What effect does acetylation of histones have on transcription?

It increases DNA accessibility, promoting gene transcription.

What structural role do long non-coding RNAs (lncRNAs) play in chromatin organization?

They act as scaffolds or guides to recruit chromatin-modifying complexes.

In what type of duplex is A-form DNA commonly found?

DNA-RNA or RNA-RNA duplexes.

How many base pairs per turn are found in A-form DNA?

Approximately 11 base pairs per turn.

Which DNA form is left-handed?

Z-DNA.

What is the dominant DNA form found inside cells?

B-form DNA.

What structural feature of B-form DNA is critical for protein-DNA interactions?

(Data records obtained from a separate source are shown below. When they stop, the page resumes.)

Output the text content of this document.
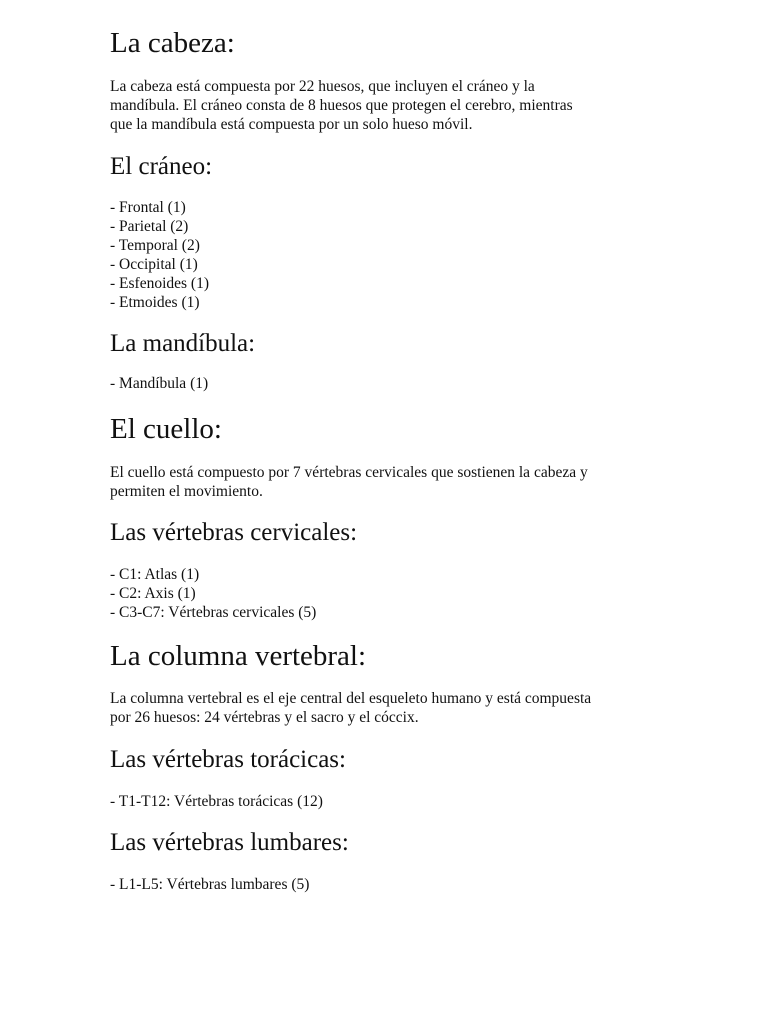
La cabeza:
La cabeza está compuesta por 22 huesos, que incluyen el cráneo y la
mandíbula. El cráneo consta de 8 huesos que protegen el cerebro, mientras
que la mandíbula está compuesta por un solo hueso móvil.
El cráneo:
- Frontal (1)
- Parietal (2)
- Temporal (2)
- Occipital (1)
- Esfenoides (1)
- Etmoides (1)
La mandíbula:
- Mandíbula (1)
El cuello:
El cuello está compuesto por 7 vértebras cervicales que sostienen la cabeza y
permiten el movimiento.
Las vértebras cervicales:
- C1: Atlas (1)
- C2: Axis (1)
- C3-C7: Vértebras cervicales (5)
La columna vertebral:
La columna vertebral es el eje central del esqueleto humano y está compuesta
por 26 huesos: 24 vértebras y el sacro y el cóccix.
Las vértebras torácicas:
- T1-T12: Vértebras torácicas (12)
Las vértebras lumbares:
- L1-L5: Vértebras lumbares (5)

The presence of distinct major and minor grooves.

What happens to DNA structure if the base pairs per turn deviate from 10.5?

Torsional stress arises, leading to supercoiling.

What is the linking number (Lk) in DNA?

It is the total number of times one DNA strand wraps around the other in a closed circle.

What happens if two turns are removed from a relaxed DNA circle (ΔLk = -2)?

Negative supercoiling forms.

Why is negative supercoiling beneficial for cells?

It makes DNA easier to unwind for replication and transcription.

How does positive supercoiling affect DNA?

It makes DNA more tightly wound and harder to separate.

Which type of topoisomerase introduces negative supercoils into DNA?

Type II topoisomerase, specifically DNA gyrase in prokaryotes.

What energy requirement distinguishes Type I from Type II topoisomerases?

Type I does not require ATP; Type II requires ATP.

What is the typical change in linking number caused by Type I topoisomerases?

±1.

What is the typical change in linking number caused by Type II topoisomerases?

±2.

What types of supercoils can Type I topoisomerases relax?

Both positive and negative supercoils.

What types of supercoils can Type II topoisomerases relax and introduce?

They can relax both types and introduce negative supercoils.